1988: Depeche Mode Party im Zwickauer Jugendclub

Von den tausenden Depeche Mode Fans, die an einem eiskalten Tag im März 1988 zu einem Konzert in der Werner-Seelenbinder-Halle in Ost-Berlin pilgerten, hatten die wenigsten eine Eintrittskarte. Nirgendwo ein Hinweis darauf, dass die Band tatsächlich an diesem Tag dort auftrat und doch waren allein die Gerüchte ausreichend, eine Massenwanderung schwarz gekleideter Menschen auszulösen. Es muss ein Gefühl von Morgenluft gewesen sein, als man dann erfuhr, dass Depeche Mode tatsächlich dort aufgetreten war, ein Gefühl, dass die DDR ihren andauernden Kampf gegen die Musik des imperialistischen Westens nicht mehr ganz so akribisch durchzog. 1988 muss es dann eine ganze Welle von Depeche-Mode Partys gegeben haben, die in jeder größeren Stadt die Fans der Band anlockte.
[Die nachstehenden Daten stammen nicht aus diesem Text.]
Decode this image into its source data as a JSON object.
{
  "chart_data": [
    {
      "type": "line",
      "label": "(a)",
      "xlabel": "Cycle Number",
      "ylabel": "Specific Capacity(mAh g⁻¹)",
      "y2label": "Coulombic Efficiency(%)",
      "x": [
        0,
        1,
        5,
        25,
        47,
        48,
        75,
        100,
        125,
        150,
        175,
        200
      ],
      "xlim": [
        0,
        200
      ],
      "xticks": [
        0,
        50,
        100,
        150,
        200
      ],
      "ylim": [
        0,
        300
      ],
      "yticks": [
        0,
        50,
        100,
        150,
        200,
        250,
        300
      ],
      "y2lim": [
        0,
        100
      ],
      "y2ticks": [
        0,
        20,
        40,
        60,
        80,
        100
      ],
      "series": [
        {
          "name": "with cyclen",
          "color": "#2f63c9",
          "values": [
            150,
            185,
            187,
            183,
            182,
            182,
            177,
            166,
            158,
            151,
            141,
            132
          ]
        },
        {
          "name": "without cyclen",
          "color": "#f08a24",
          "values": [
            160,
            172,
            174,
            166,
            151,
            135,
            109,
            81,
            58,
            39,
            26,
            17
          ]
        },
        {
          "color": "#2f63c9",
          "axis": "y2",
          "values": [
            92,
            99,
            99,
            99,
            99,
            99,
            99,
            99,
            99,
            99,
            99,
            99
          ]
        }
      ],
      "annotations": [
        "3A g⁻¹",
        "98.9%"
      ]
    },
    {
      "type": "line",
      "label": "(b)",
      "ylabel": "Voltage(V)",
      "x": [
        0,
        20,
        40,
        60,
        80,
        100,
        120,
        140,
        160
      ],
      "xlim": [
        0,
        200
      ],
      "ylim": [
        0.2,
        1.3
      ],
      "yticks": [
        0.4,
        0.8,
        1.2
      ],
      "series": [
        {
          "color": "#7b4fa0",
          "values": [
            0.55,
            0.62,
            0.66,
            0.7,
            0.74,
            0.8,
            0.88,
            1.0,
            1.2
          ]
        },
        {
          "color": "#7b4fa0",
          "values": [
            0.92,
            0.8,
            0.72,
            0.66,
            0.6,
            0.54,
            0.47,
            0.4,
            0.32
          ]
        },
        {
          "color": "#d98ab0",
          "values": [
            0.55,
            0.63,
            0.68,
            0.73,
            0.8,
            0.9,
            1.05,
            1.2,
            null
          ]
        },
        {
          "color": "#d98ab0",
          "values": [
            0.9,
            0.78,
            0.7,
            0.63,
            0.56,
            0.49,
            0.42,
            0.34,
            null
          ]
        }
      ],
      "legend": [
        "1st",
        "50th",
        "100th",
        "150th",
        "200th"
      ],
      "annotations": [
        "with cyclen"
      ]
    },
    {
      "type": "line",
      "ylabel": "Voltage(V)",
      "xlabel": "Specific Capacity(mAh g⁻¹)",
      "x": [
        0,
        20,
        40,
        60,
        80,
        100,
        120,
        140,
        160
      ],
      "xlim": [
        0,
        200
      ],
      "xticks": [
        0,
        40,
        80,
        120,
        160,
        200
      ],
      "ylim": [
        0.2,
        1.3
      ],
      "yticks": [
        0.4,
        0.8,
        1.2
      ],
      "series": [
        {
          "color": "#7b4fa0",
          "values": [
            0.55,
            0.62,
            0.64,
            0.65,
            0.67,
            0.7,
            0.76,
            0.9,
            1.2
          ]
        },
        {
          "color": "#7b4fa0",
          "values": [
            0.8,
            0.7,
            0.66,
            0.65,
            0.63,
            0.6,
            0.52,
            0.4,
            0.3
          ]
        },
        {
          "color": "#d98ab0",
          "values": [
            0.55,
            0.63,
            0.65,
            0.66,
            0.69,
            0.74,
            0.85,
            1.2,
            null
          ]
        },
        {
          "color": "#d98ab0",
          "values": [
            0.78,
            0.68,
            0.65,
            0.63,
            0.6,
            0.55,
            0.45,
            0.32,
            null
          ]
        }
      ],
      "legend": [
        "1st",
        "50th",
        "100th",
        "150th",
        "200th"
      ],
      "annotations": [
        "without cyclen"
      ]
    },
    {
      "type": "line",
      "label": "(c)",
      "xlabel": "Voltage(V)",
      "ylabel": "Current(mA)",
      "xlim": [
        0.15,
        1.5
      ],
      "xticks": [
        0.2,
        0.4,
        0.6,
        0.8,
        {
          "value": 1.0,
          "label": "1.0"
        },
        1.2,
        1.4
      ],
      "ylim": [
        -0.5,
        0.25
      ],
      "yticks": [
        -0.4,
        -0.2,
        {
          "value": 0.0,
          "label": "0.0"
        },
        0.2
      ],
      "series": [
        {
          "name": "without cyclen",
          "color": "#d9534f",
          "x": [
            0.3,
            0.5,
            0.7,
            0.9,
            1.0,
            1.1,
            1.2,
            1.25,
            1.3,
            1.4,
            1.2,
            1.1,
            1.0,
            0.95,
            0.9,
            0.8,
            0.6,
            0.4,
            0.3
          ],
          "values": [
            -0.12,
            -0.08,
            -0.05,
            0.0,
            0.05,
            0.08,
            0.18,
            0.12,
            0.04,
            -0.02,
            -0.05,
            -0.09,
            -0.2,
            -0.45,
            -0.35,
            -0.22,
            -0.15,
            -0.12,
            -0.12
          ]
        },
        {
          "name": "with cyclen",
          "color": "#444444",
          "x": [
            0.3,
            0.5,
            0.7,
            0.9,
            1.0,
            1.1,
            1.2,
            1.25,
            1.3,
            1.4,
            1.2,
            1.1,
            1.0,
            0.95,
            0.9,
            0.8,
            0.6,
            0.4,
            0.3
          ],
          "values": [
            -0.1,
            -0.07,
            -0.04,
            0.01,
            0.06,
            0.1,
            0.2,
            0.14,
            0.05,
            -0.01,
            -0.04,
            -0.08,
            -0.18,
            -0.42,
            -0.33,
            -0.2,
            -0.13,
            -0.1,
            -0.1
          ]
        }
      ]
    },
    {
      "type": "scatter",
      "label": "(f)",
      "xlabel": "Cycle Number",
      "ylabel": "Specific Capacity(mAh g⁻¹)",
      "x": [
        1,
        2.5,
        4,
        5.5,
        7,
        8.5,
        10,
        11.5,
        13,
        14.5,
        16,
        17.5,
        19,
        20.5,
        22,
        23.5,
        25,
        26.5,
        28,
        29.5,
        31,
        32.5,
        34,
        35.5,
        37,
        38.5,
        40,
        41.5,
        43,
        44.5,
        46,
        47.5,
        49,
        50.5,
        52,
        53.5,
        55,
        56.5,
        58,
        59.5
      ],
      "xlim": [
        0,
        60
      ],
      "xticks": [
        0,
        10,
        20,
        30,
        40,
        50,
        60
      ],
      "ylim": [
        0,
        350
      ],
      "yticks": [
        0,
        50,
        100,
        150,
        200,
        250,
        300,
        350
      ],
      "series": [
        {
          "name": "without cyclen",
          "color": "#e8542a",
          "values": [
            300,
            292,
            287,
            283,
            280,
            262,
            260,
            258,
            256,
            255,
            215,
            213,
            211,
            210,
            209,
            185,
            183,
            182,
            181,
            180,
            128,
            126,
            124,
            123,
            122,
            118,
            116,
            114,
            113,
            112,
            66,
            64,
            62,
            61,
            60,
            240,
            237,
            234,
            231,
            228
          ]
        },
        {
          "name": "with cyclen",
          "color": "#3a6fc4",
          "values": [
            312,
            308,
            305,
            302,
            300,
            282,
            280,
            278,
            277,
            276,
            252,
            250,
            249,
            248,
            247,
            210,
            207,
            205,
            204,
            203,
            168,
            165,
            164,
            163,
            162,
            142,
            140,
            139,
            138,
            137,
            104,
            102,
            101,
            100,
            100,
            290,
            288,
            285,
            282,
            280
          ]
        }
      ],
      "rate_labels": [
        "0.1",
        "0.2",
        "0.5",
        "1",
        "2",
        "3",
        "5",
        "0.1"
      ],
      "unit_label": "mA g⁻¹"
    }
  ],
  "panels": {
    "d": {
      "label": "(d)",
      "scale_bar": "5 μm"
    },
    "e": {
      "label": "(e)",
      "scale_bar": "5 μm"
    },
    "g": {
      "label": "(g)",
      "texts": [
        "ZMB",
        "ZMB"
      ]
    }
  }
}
Vielleicht war es die Zuversicht, dass die Band, die auf dem Geburtstag der FDJ spielen durfte, nun zu den geduldeten Musiker der DDR zählte? So wundert es jedenfalls nicht, dass die jungen Menschen vor dem Zwickauer Jugendclub „Vaterland“ ausgelassen auf den Einlass zur angekündigten Depeche Mode Party warten.

Leider sind die Videos nicht mehr verfügbar. Wenn jemand die Quelle kennt, oder legalen Zugang zu den Videos hat, würde ich mich über eine Nachricht freuen.

Unweigerlich drängen sich Erinnerungen auf. Der Jugendclub im Paul-Schneider-Haus anno 1988, irgendein Tag im Spätsommer. Heute Abend sollte auch hier eine Depeche Mode Party stattfinden. Schon ein paar Tage vorher haben wir uns auf das Event vorbereitet, haben zusammen mit dem Jugendleiter Herr Brüning auf dem hellgrauen Linoleumboden gestanden und darüber nachgedacht, wie wir aus diesem in Holz gekleidetem Jugendclub eine Depeche Mode Tempel zaubern konnten. Notdürftig wurde die braune Holzvertäfelung mit schwarzen Laken abgehangen, die einsamen Strahl in Rot, Gelb und Grün wurden durch ein Stroboskop ergänzt, das Michael mitbrachte. Hier noch ein Poster und an der Wand zum Videoraum hing sogar ein Starschnitt von Martin Gore! Alles in allem äußerst rudimentär und nicht wirklich „gruftig“, aber wenn das Licht aus gemacht wurde und das Stroboskop zu den ersten Takten der Musik blitzte, war das alles vergessen – so dachten wir jedenfalls. Ein bisschen blöd war, das die Party um jugendlich-freundliche 20:00 begann, wir schon alle um 19:00 da waren und die Sonne nicht wirklich vorhatte, vor 22:00 wirklich zu verschwinden. So kam es, dass die komplette Tanzfläche bis 22:00 in einem schwach leuchtenden Orange strahlte, dass von den Vorhängen erzeugt wurde, die mühsam versuchte dem Licht Einhalt zu gebieten. Die Party war trotzdem toll und Jugendleiter Reiner hat sich sogar auf eine Verlängerung eingelassen. Wegen der widrigen Umstände. Ich musste einfach mal abschweifen, denn genau das ist mir alles wieder eingefallen, als ich die verwackelten und schlecht gefilmten Aufnahmen aus der DDR gesehen habe. Die Wende hat letztendlich zusammengeführt, was zusammengehörte.